Our daily update is published. States reported 1.8M tests, 219k cases, 130,383 people currently hospitalized with COVID-19, and 4,022 deaths.
COVID-19 deaths are up by 10% or more in 25 states across the US. Today is the third time deaths have been above 4,000.
Starting today, we will be capturing Oregon’s data the day after it is published, as they regularly update their COVID-19 pages and dashboards after we release our daily update. We have shifted their entire timeseries accordingly.
Our daily update is published. States reported 2.1M tests, a record 310k cases, 131,889 COVID-19 hospitalizations, and 3,777 deaths. The 7-day averages for cases, hospitalizations, and deaths are at record highs.
NJ reported nearly 20K probable COVID-19 cases and CA reported over 50K cases. Both states greatly influenced the large uptick in today's total cases.
16 states reported their highest number of COVID-19 hospitalizations this week.
Our daily update is published. States reported 1.9M tests, 266k cases, 132,370 COVID-19 hospitalizations, and a record 4,033 deaths. The 7-day average for deaths is now over 2,750, also a record.
California, Florida, and Texas alone reported 80 thousand cases today.
But some small states have severe problems, too.
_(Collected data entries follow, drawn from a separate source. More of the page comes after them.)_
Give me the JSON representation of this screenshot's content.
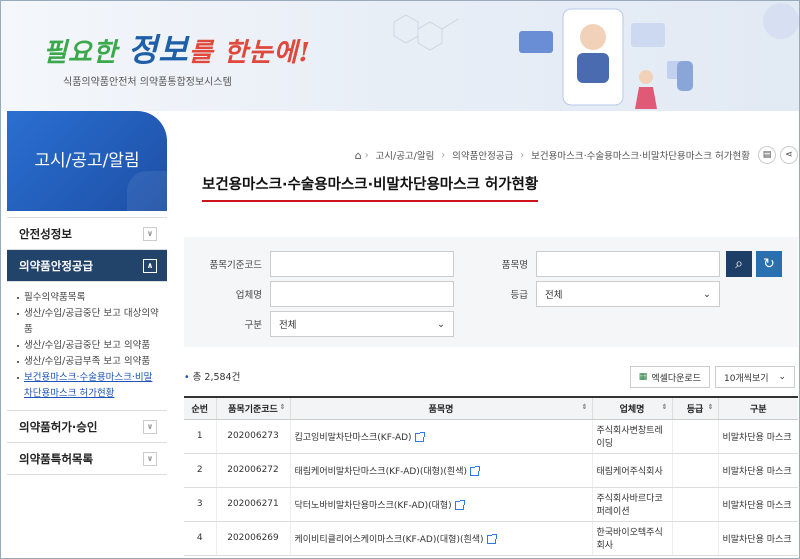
{
  "header": {
    "slogan_part1": "필요한",
    "slogan_part2": "정보",
    "slogan_part3": "를 한눈에!",
    "subtitle": "식품의약품안전처 의약품통합정보시스템"
  },
  "sidebar": {
    "title": "고시/공고/알림",
    "menu": [
      {
        "label": "안전성정보",
        "active": false
      },
      {
        "label": "의약품안정공급",
        "active": true
      },
      {
        "label": "의약품허가·승인",
        "active": false
      },
      {
        "label": "의약품특허목록",
        "active": false
      }
    ],
    "submenu": [
      "필수의약품목록",
      "생산/수입/공급중단 보고 대상의약품",
      "생산/수입/공급중단 보고 의약품",
      "생산/수입/공급부족 보고 의약품",
      "보건용마스크·수술용마스크·비말차단용마스크 허가현황"
    ]
  },
  "breadcrumb": [
    "고시/공고/알림",
    "의약품안정공급",
    "보건용마스크·수술용마스크·비말차단용마스크 허가현황"
  ],
  "page_title": "보건용마스크·수술용마스크·비말차단용마스크 허가현황",
  "search": {
    "code_label": "품목기준코드",
    "name_label": "품목명",
    "company_label": "업체명",
    "grade_label": "등급",
    "grade_value": "전체",
    "type_label": "구분",
    "type_value": "전체"
  },
  "result": {
    "count_text": "총 2,584건",
    "excel_label": "엑셀다운로드",
    "page_size": "10개씩보기"
  },
  "table": {
    "headers": [
      "순번",
      "품목기준코드",
      "품목명",
      "업체명",
      "등급",
      "구분"
    ],
    "rows": [
      [
        "1",
        "202006273",
        "킵고잉비말차단마스크(KF-AD)",
        "주식회사변창트레이딩",
        "",
        "비말차단용 마스크"
      ],
      [
        "2",
        "202006272",
        "태림케어비말차단마스크(KF-AD)(대형)(흰색)",
        "태림케어주식회사",
        "",
        "비말차단용 마스크"
      ],
      [
        "3",
        "202006271",
        "닥터노바비말차단용마스크(KF-AD)(대형)",
        "주식회사바르다코퍼레이션",
        "",
        "비말차단용 마스크"
      ],
      [
        "4",
        "202006269",
        "케이비티클리어스케이마스크(KF-AD)(대형)(흰색)",
        "한국바이오텍주식회사",
        "",
        "비말차단용 마스크"
      ]
    ]
  },
  "colors": {
    "accent_red": "#d0121b",
    "nav_dark": "#22436a",
    "brand_blue": "#1d55b6"
  }
}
Alabama, Arizona, and Nevada have very high hospitalization rates per capita.
In the first week of 2021, US states and territories reported more cases of COVID-19 than at any point in the pandemic so far, the second-highest number of deaths, and the most people currently hospitalized.
38% of the nation’s COVID-19 deaths in 2020 were among long-term-care residents and staff. December was the deadliest month in long-term-care facilities since we began tracking the data in May.
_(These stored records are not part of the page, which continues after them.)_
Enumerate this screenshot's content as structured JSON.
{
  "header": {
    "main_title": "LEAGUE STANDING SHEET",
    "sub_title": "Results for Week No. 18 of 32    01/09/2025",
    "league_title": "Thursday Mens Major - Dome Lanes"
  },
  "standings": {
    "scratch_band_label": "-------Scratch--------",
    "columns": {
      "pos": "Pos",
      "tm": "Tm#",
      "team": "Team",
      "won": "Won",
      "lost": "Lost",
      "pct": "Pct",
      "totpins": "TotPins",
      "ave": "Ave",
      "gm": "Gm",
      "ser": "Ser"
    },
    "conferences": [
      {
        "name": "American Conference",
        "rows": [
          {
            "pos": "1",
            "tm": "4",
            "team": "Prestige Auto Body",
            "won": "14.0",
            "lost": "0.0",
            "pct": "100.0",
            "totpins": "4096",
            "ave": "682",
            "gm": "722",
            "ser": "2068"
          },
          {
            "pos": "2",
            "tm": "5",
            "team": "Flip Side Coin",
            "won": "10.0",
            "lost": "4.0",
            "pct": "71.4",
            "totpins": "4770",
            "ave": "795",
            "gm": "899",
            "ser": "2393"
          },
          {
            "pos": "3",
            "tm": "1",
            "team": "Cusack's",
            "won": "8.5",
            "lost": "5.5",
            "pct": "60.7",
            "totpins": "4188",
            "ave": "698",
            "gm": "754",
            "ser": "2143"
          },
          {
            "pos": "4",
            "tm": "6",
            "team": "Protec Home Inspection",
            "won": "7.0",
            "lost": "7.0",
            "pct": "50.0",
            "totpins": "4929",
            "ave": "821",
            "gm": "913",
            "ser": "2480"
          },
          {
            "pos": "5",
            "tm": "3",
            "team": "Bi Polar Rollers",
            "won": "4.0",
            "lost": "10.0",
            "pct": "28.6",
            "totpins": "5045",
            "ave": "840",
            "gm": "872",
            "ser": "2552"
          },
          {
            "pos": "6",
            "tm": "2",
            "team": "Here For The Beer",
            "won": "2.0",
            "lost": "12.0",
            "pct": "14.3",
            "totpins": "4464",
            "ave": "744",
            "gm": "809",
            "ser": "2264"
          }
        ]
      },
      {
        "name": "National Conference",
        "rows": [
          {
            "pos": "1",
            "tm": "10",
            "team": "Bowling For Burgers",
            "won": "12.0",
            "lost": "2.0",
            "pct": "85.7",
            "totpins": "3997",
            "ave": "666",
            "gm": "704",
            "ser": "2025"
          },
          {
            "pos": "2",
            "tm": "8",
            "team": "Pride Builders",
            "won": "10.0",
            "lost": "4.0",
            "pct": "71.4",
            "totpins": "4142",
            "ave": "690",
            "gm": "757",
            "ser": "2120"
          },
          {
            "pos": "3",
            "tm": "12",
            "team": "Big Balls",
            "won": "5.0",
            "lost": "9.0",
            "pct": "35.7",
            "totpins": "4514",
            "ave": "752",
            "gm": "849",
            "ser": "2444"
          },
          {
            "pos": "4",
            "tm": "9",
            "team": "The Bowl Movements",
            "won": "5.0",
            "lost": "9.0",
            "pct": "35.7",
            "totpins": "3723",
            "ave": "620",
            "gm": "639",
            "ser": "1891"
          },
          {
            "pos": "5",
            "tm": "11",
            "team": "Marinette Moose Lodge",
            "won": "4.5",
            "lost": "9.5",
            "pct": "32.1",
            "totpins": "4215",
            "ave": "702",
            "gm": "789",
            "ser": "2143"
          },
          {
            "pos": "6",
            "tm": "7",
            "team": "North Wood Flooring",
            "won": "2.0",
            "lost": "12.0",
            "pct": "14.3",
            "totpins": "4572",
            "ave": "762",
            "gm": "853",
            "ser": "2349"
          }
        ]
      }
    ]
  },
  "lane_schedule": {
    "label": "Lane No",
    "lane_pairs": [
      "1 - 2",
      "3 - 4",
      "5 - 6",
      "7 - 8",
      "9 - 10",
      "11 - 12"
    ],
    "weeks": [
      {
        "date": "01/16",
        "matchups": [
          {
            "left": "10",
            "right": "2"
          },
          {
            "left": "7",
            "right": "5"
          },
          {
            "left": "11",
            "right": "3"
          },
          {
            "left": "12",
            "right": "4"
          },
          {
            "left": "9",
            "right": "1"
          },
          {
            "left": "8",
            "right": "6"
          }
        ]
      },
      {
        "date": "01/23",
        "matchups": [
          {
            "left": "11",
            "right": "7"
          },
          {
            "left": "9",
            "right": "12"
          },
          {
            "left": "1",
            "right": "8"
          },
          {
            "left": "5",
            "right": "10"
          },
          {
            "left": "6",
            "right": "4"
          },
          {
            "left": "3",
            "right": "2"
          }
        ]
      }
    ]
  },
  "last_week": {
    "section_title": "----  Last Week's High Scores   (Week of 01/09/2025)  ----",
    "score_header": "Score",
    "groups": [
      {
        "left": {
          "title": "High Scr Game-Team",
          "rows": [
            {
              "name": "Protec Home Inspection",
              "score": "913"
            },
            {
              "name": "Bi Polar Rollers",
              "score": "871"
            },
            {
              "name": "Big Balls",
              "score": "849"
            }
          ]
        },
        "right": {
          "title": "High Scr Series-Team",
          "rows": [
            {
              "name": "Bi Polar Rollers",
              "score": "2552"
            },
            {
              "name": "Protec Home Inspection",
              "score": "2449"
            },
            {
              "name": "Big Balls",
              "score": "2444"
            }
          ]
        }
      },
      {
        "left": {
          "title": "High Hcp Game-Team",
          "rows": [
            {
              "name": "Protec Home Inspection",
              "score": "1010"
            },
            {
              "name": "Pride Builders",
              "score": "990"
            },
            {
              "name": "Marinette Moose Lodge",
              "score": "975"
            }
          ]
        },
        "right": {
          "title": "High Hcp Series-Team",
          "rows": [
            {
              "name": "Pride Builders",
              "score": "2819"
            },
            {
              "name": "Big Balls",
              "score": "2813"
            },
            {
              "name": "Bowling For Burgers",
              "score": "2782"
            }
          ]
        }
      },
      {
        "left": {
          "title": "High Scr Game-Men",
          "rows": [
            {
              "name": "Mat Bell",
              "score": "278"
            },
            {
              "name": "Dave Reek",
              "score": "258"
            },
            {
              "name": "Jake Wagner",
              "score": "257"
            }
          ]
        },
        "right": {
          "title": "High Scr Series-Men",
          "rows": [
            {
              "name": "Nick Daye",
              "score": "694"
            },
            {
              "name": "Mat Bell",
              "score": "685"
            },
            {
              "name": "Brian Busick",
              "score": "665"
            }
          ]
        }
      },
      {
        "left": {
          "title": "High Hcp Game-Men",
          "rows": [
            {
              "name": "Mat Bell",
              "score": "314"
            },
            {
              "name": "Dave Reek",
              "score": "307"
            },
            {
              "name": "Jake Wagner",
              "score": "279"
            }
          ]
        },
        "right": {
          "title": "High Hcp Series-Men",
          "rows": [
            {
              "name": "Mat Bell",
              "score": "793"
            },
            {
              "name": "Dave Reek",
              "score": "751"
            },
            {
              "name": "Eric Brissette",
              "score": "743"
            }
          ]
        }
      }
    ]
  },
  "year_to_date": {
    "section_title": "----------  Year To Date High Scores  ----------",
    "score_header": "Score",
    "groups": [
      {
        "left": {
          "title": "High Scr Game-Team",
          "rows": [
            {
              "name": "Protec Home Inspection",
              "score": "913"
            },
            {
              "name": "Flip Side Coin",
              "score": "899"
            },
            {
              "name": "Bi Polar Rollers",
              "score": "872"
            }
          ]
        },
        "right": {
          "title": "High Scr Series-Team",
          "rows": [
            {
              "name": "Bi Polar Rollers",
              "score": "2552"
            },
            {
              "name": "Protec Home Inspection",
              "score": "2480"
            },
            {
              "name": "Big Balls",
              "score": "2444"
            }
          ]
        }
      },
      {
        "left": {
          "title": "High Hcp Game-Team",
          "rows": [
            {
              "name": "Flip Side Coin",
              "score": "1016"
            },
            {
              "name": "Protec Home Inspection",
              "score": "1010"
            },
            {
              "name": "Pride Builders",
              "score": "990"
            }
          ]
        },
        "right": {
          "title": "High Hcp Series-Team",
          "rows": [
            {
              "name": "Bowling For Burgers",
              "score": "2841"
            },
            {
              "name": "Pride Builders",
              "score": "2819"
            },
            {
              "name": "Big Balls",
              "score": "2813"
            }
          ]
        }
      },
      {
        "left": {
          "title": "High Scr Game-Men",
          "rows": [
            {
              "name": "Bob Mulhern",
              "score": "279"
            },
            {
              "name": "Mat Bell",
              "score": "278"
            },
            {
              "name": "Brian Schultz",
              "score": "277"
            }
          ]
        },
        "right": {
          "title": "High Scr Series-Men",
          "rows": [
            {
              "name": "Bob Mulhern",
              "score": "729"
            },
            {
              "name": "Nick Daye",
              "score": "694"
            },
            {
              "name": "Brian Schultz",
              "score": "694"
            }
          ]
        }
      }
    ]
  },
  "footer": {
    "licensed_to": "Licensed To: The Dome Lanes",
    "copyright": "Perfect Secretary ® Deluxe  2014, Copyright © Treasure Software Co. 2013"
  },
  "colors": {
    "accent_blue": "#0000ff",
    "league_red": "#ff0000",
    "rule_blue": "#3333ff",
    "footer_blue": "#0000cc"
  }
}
Our daily update is published. States reported 1.6M tests, 214k cases, a record 131,195 COVID-19 patients, and 3,478 deaths.
We are almost at our 7-day average peaks for cases and deaths. The next few days are likely to be worse, as the pandemic continues to rage across most of the country and states catch up on posting holiday-delayed data.
Hospitalizations in the South and West are now worse than the Midwest's peak. And the East is close and rising, too.